A stile – why, heaving legs over this stile is rather like heaving legs over certain lock gates! Just think of all the Cheshire Locks down Heartbreak Hill. The only way to close those bottom gates is to hoik the lockie’s legs over the beam and cross the chamber via the narrow footbridge…
(So for now the thrill of a daily walk is judged by whether the ‘lock gate’ near the white house is climbed or one of the two others on a different route)..
After the stile-cum-lockgate in the corner of the back field the daily walk can proceed across the country road, along a footpath between a hedge and a well-tended garden, through an open paddock to a large open field and along a public footpath.
(To walk across this field during wet conditions can require considerable concentration to maintain balance on the sticky clay soil…). At the far end of the field is a collection of farm buildings: there are young cattle under cover in a barn, an old dairy, a couple of tractors and an attractive farmhouse. Glancing across the farmyard on one of these walks the Captain gasped: “Look,” he hissed. “Can’t you see it, it’s a boat!”

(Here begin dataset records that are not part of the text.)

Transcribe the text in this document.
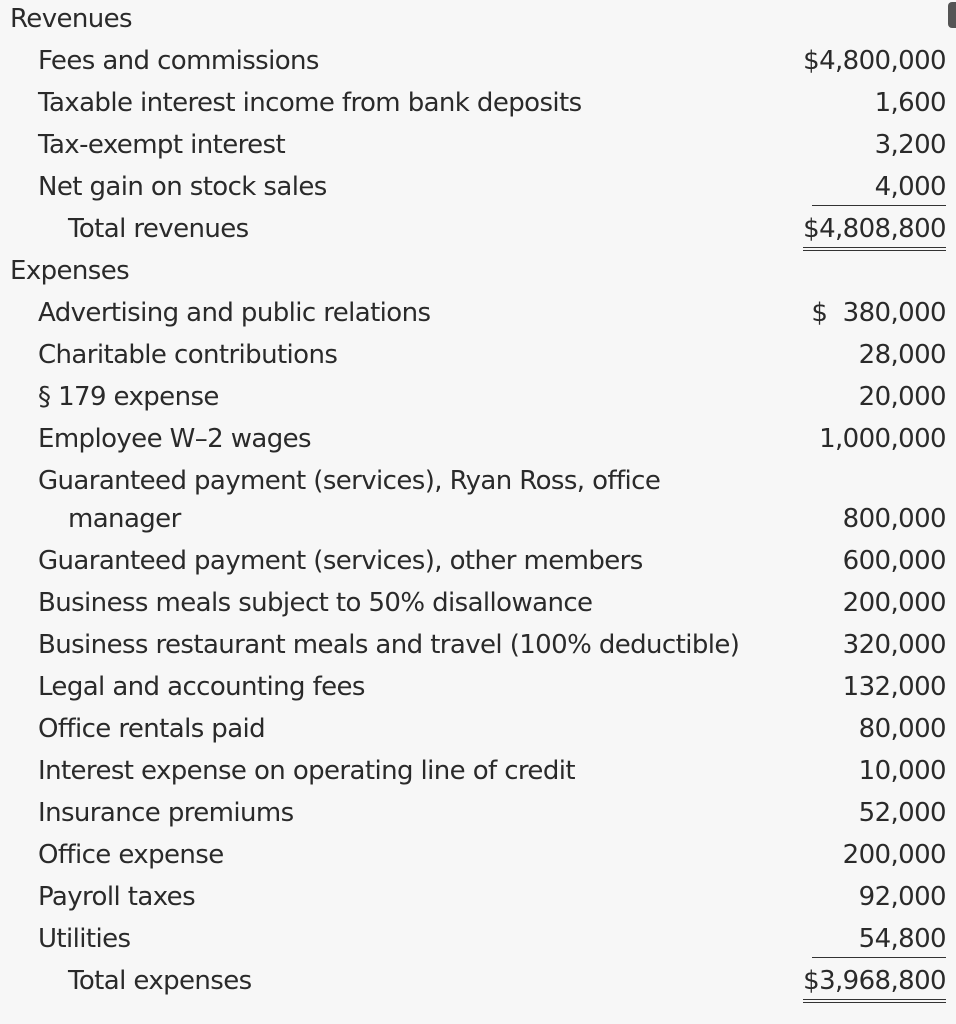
Revenues
Fees and commissions	$4,800,000
Taxable interest income from bank deposits	1,600
Tax-exempt interest	3,200
Net gain on stock sales	4,000
Total revenues	$4,808,800
Expenses
Advertising and public relations	$  380,000
Charitable contributions	28,000
§ 179 expense	20,000
Employee W–2 wages	1,000,000
Guaranteed payment (services), Ryan Ross, office
manager	800,000
Guaranteed payment (services), other members	600,000
Business meals subject to 50% disallowance	200,000
Business restaurant meals and travel (100% deductible)	320,000
Legal and accounting fees	132,000
Office rentals paid	80,000
Interest expense on operating line of credit	10,000
Insurance premiums	52,000
Office expense	200,000
Payroll taxes	92,000
Utilities	54,800
Total expenses	$3,968,800
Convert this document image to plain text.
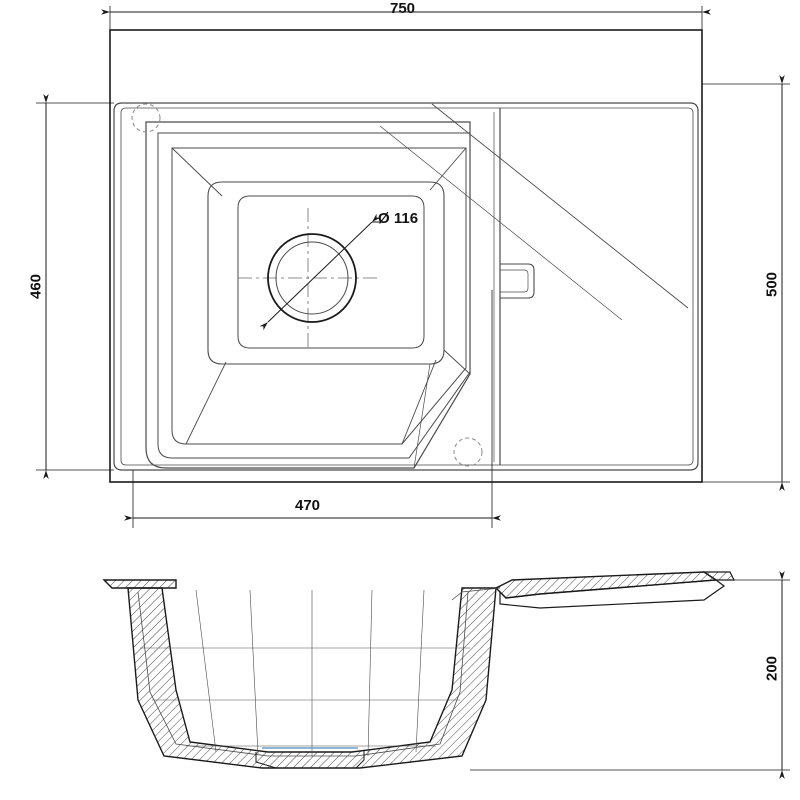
750
460	500
470
Ø 116
200
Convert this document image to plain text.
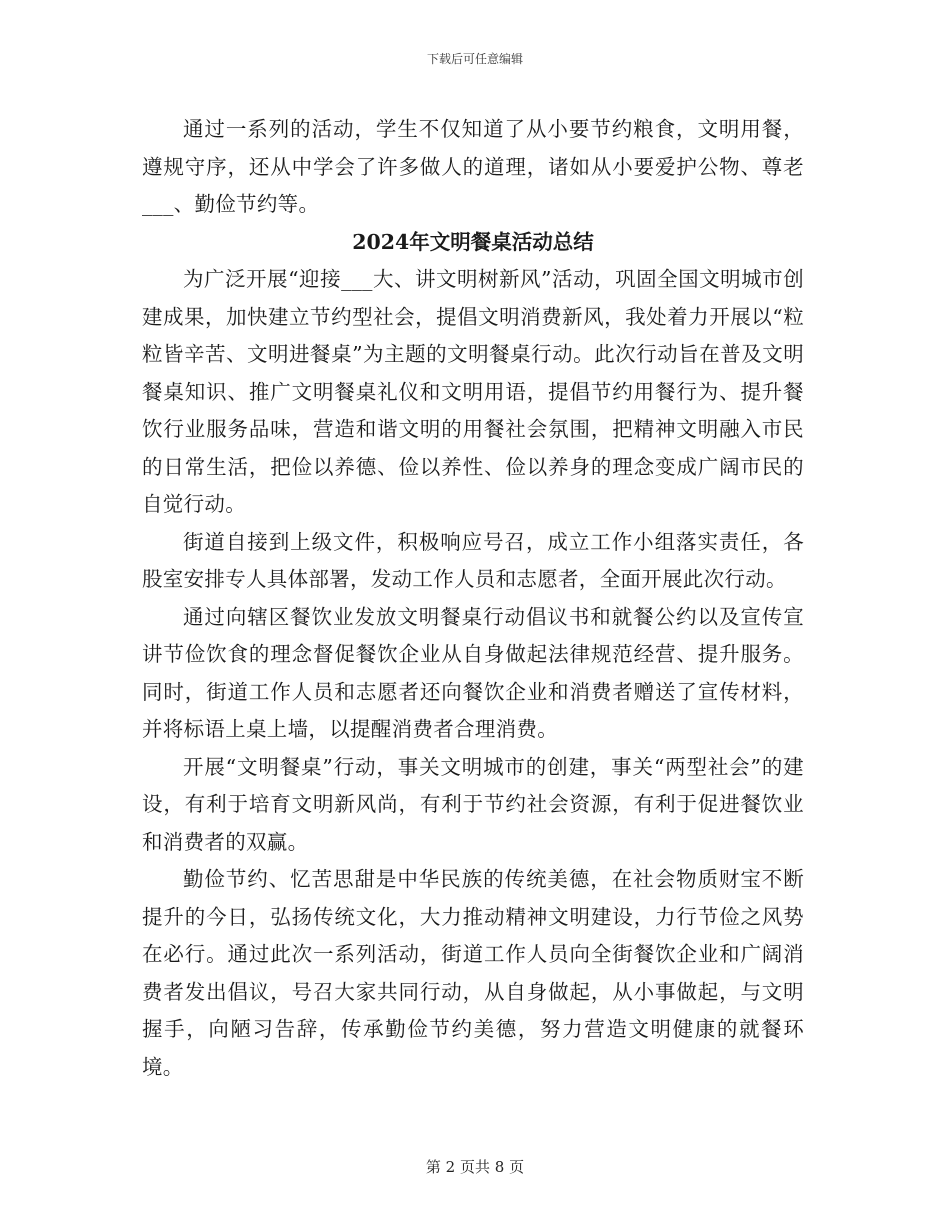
下载后可任意编辑

通过一系列的活动，学生不仅知道了从小要节约粮食，文明用餐，遵规守序，还从中学会了许多做人的道理，诸如从小要爱护公物、尊老___、勤俭节约等。

2024年文明餐桌活动总结

为广泛开展“迎接___大、讲文明树新风”活动，巩固全国文明城市创建成果，加快建立节约型社会，提倡文明消费新风，我处着力开展以“粒粒皆辛苦、文明进餐桌”为主题的文明餐桌行动。此次行动旨在普及文明餐桌知识、推广文明餐桌礼仪和文明用语，提倡节约用餐行为、提升餐饮行业服务品味，营造和谐文明的用餐社会氛围，把精神文明融入市民的日常生活，把俭以养德、俭以养性、俭以养身的理念变成广阔市民的自觉行动。

街道自接到上级文件，积极响应号召，成立工作小组落实责任，各股室安排专人具体部署，发动工作人员和志愿者，全面开展此次行动。

通过向辖区餐饮业发放文明餐桌行动倡议书和就餐公约以及宣传宣讲节俭饮食的理念督促餐饮企业从自身做起法律规范经营、提升服务。同时，街道工作人员和志愿者还向餐饮企业和消费者赠送了宣传材料，并将标语上桌上墙，以提醒消费者合理消费。

开展“文明餐桌”行动，事关文明城市的创建，事关“两型社会”的建设，有利于培育文明新风尚，有利于节约社会资源，有利于促进餐饮业和消费者的双赢。

勤俭节约、忆苦思甜是中华民族的传统美德，在社会物质财宝不断提升的今日，弘扬传统文化，大力推动精神文明建设，力行节俭之风势在必行。通过此次一系列活动，街道工作人员向全街餐饮企业和广阔消费者发出倡议，号召大家共同行动，从自身做起，从小事做起，与文明握手，向陋习告辞，传承勤俭节约美德，努力营造文明健康的就餐环境。

第 2 页共 8 页
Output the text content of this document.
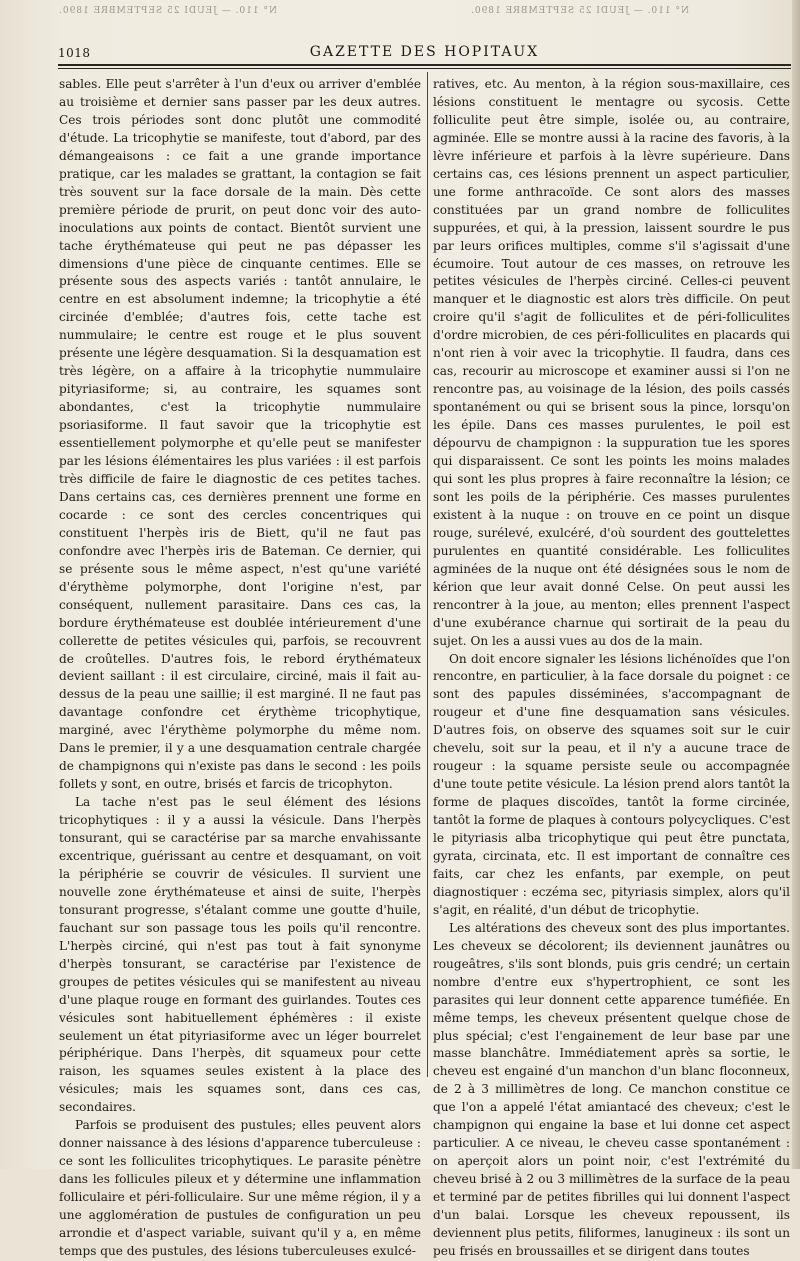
N° 110. — JEUDI 25 SEPTEMBRE 1890.	N° 110. — JEUDI 25 SEPTEMBRE 1890.
1018	GAZETTE DES HOPITAUX

sables. Elle peut s'arrêter à l'un d'eux ou arriver d'emblée au troisième et dernier sans passer par les deux autres. Ces trois périodes sont donc plutôt une commodité d'étude. La tricophytie se manifeste, tout d'abord, par des démangeaisons : ce fait a une grande importance pratique, car les malades se grattant, la contagion se fait très souvent sur la face dorsale de la main. Dès cette première période de prurit, on peut donc voir des auto-inoculations aux points de contact. Bientôt survient une tache érythémateuse qui peut ne pas dépasser les dimensions d'une pièce de cinquante centimes. Elle se présente sous des aspects variés : tantôt annulaire, le centre en est absolument indemne; la tricophytie a été circinée d'emblée; d'autres fois, cette tache est nummulaire; le centre est rouge et le plus souvent présente une légère desquamation. Si la desquamation est très légère, on a affaire à la tricophytie nummulaire pityriasiforme; si, au contraire, les squames sont abondantes, c'est la tricophytie nummulaire psoriasiforme. Il faut savoir que la tricophytie est essentiellement polymorphe et qu'elle peut se manifester par les lésions élémentaires les plus variées : il est parfois très difficile de faire le diagnostic de ces petites taches. Dans certains cas, ces dernières prennent une forme en cocarde : ce sont des cercles concentriques qui constituent l'herpès iris de Biett, qu'il ne faut pas confondre avec l'herpès iris de Bateman. Ce dernier, qui se présente sous le même aspect, n'est qu'une variété d'érythème polymorphe, dont l'origine n'est, par conséquent, nullement parasitaire. Dans ces cas, la bordure érythémateuse est doublée intérieurement d'une collerette de petites vésicules qui, parfois, se recouvrent de croûtelles. D'autres fois, le rebord érythémateux devient saillant : il est circulaire, circiné, mais il fait au-dessus de la peau une saillie; il est marginé. Il ne faut pas davantage confondre cet érythème tricophytique, marginé, avec l'érythème polymorphe du même nom. Dans le premier, il y a une desquamation centrale chargée de champignons qui n'existe pas dans le second : les poils follets y sont, en outre, brisés et farcis de tricophyton.

La tache n'est pas le seul élément des lésions tricophytiques : il y a aussi la vésicule. Dans l'herpès tonsurant, qui se caractérise par sa marche envahissante excentrique, guérissant au centre et desquamant, on voit la périphérie se couvrir de vésicules. Il survient une nouvelle zone érythémateuse et ainsi de suite, l'herpès tonsurant progresse, s'étalant comme une goutte d'huile, fauchant sur son passage tous les poils qu'il rencontre. L'herpès circiné, qui n'est pas tout à fait synonyme d'herpès tonsurant, se caractérise par l'existence de groupes de petites vésicules qui se manifestent au niveau d'une plaque rouge en formant des guirlandes. Toutes ces vésicules sont habituellement éphémères : il existe seulement un état pityriasiforme avec un léger bourrelet périphérique. Dans l'herpès, dit squameux pour cette raison, les squames seules existent à la place des vésicules; mais les squames sont, dans ces cas, secondaires.

Parfois se produisent des pustules; elles peuvent alors donner naissance à des lésions d'apparence tuberculeuse : ce sont les folliculites tricophytiques. Le parasite pénètre dans les follicules pileux et y détermine une inflammation folliculaire et péri-folliculaire. Sur une même région, il y a une agglomération de pustules de configuration un peu arrondie et d'aspect variable, suivant qu'il y a, en même temps que des pustules, des lésions tuberculeuses exulcé-

ratives, etc. Au menton, à la région sous-maxillaire, ces lésions constituent le mentagre ou sycosis. Cette folliculite peut être simple, isolée ou, au contraire, agminée. Elle se montre aussi à la racine des favoris, à la lèvre inférieure et parfois à la lèvre supérieure. Dans certains cas, ces lésions prennent un aspect particulier, une forme anthracoïde. Ce sont alors des masses constituées par un grand nombre de folliculites suppurées, et qui, à la pression, laissent sourdre le pus par leurs orifices multiples, comme s'il s'agissait d'une écumoire. Tout autour de ces masses, on retrouve les petites vésicules de l'herpès circiné. Celles-ci peuvent manquer et le diagnostic est alors très difficile. On peut croire qu'il s'agit de folliculites et de péri-folliculites d'ordre microbien, de ces péri-folliculites en placards qui n'ont rien à voir avec la tricophytie. Il faudra, dans ces cas, recourir au microscope et examiner aussi si l'on ne rencontre pas, au voisinage de la lésion, des poils cassés spontanément ou qui se brisent sous la pince, lorsqu'on les épile. Dans ces masses purulentes, le poil est dépourvu de champignon : la suppuration tue les spores qui disparaissent. Ce sont les points les moins malades qui sont les plus propres à faire reconnaître la lésion; ce sont les poils de la périphérie. Ces masses purulentes existent à la nuque : on trouve en ce point un disque rouge, surélevé, exulcéré, d'où sourdent des gouttelettes purulentes en quantité considérable. Les folliculites agminées de la nuque ont été désignées sous le nom de kérion que leur avait donné Celse. On peut aussi les rencontrer à la joue, au menton; elles prennent l'aspect d'une exubérance charnue qui sortirait de la peau du sujet. On les a aussi vues au dos de la main.

On doit encore signaler les lésions lichénoïdes que l'on rencontre, en particulier, à la face dorsale du poignet : ce sont des papules disséminées, s'accompagnant de rougeur et d'une fine desquamation sans vésicules. D'autres fois, on observe des squames soit sur le cuir chevelu, soit sur la peau, et il n'y a aucune trace de rougeur : la squame persiste seule ou accompagnée d'une toute petite vésicule. La lésion prend alors tantôt la forme de plaques discoïdes, tantôt la forme circinée, tantôt la forme de plaques à contours polycycliques. C'est le pityriasis alba tricophytique qui peut être punctata, gyrata, circinata, etc. Il est important de connaître ces faits, car chez les enfants, par exemple, on peut diagnostiquer : eczéma sec, pityriasis simplex, alors qu'il s'agit, en réalité, d'un début de tricophytie.

Les altérations des cheveux sont des plus importantes. Les cheveux se décolorent; ils deviennent jaunâtres ou rougeâtres, s'ils sont blonds, puis gris cendré; un certain nombre d'entre eux s'hypertrophient, ce sont les parasites qui leur donnent cette apparence tuméfiée. En même temps, les cheveux présentent quelque chose de plus spécial; c'est l'engainement de leur base par une masse blanchâtre. Immédiatement après sa sortie, le cheveu est engainé d'un manchon d'un blanc floconneux, de 2 à 3 millimètres de long. Ce manchon constitue ce que l'on a appelé l'état amiantacé des cheveux; c'est le champignon qui engaine la base et lui donne cet aspect particulier. A ce niveau, le cheveu casse spontanément : on aperçoit alors un point noir, c'est l'extrémité du cheveu brisé à 2 ou 3 millimètres de la surface de la peau et terminé par de petites fibrilles qui lui donnent l'aspect d'un balai. Lorsque les cheveux repoussent, ils deviennent plus petits, filiformes, lanugineux : ils sont un peu frisés en broussailles et se dirigent dans toutes
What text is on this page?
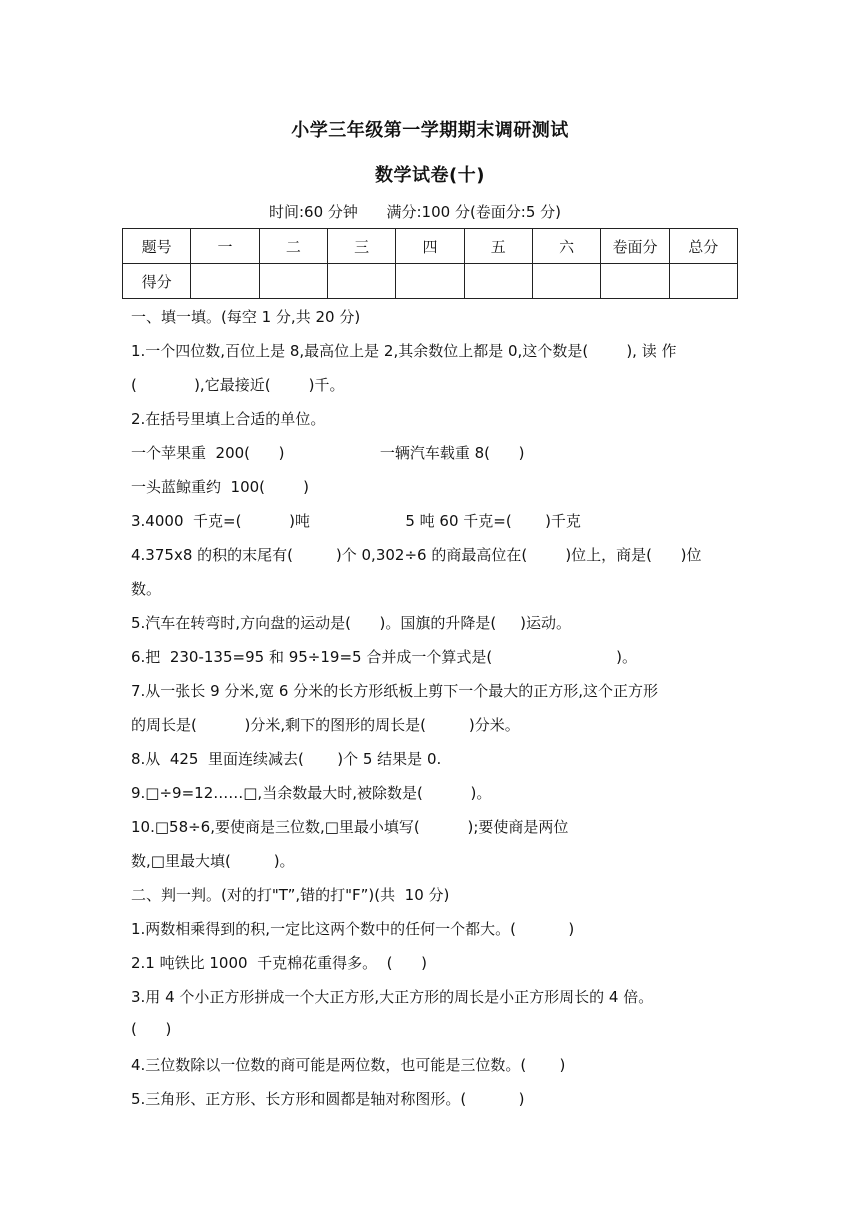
小学三年级第一学期期末调研测试
数学试卷(十)
时间:60 分钟      满分:100 分(卷面分:5 分)
题号	一	二	三	四	五	六	卷面分	总分
得分								
一、填一填。(每空 1 分,共 20 分)
1.一个四位数,百位上是 8,最高位上是 2,其余数位上都是 0,这个数是(        ), 读 作
(            ),它最接近(        )千。
2.在括号里填上合适的单位。
一个苹果重  200(      )                    一辆汽车载重 8(      )
一头蓝鲸重约  100(        )
3.4000  千克=(          )吨                    5 吨 60 千克=(       )千克
4.375x8 的积的末尾有(         )个 0,302÷6 的商最高位在(        )位上，商是(      )位
数。
5.汽车在转弯时,方向盘的运动是(      )。国旗的升降是(     )运动。
6.把  230-135=95 和 95÷19=5 合并成一个算式是(                          )。
7.从一张长 9 分米,宽 6 分米的长方形纸板上剪下一个最大的正方形,这个正方形
的周长是(          )分米,剩下的图形的周长是(         )分米。
8.从  425  里面连续减去(       )个 5 结果是 0.
9.□÷9=12……□,当余数最大时,被除数是(          )。
10.□58÷6,要使商是三位数,□里最小填写(          );要使商是两位
数,□里最大填(         )。
二、判一判。(对的打"T”,错的打"F”)(共  10 分)
1.两数相乘得到的积,一定比这两个数中的任何一个都大。(           )
2.1 吨铁比 1000  千克棉花重得多。  (      )
3.用 4 个小正方形拼成一个大正方形,大正方形的周长是小正方形周长的 4 倍。
(      )
4.三位数除以一位数的商可能是两位数，也可能是三位数。(       )
5.三角形、正方形、长方形和圆都是轴对称图形。(           )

A couple of parked cars obscured the view. Was he hallucinating?
Next time the route was undertaken a camera was to hand – and yes, there is a boat. High and dry it might be. Though the B&MK Canal is still largely a twinkle in the eye, here is a boat, possibly fit for broad canal cruising, on a trailer, ready to be towed to water…
It was while walking back across the farm field (4th April) that an extraordinary sight was witnessed. Something was steadily moving in a very straight line over the acreage of brown soil.
It was a duck, a mallard, far away from water, leading her ducklings across a wide open space to water. See Journey to water here. What a marathon trek it was. At the far corner of the field the procession disappeared into a hedge. How do ducks sense where water is?
Back in boating days nothing gave the Captain more pleasure than calculating how to dress the boat overall for some festivity or other. Here was Cleddau at the 2018 Bedford River Festival
An email from a flag supplier prompted a new project, how to fly a flag not from a boat but in a front garden… There are various versions of the NHS Thanks flag but this one seemed appropriate for the Cleddau crew. The Captain, aka A Man of Flags, enjoyed working out how to convert a flag to a banner and to suspend it between two trees.
A frequent sighting over the church, the woods and the open fields is a Buzzard Red Kite. He/she is often seen hunting on the wing for the next meal. There was evidence of a recent kill one day on the edge of the woods. A few days later an impressive aerobatics ‘dogfight’ was witnessed from the farm field. The
Buzzard Red Kite had spotted a potential lunch. Higher and higher the crow flew, darting and changing direction, trying to evade. The Buzzard Red Kite wheeled and turned and soared, to close with and get higher than the crow. Each time the Buzzard Red Kite flew towards it the crow flew away, each time the Buzzard Red Kite circled for height the crow climbed as fast as possible. To achieve more height the Buzzard Red Kite turned away from the crow which then dived earthwards at super high speed, disappearing into the nearby woodland. It was an impromptu but altogether impressive air show!
Is it an irony that while pestilence ravages the globe nature and the natural world is putting on a fantastic show? There was a startled look from a brown hare one day before it dived back into some tree cover; penned geese gabble and cackle at a smallholding; horses get exercised; hedgerows gleam with white blossom; trees flaunt their fresh foliage and bluebells carpet the woodland floor.
In these anxious days the promise of new life and fresh starts in the natural world inspires hope; meanwhile there is huge gratitude for the immense efforts being made by those working to overcome the hostile virus and its grim effects.
To all friends and family, boaters and readers – our very best wishes that you stay safe and well.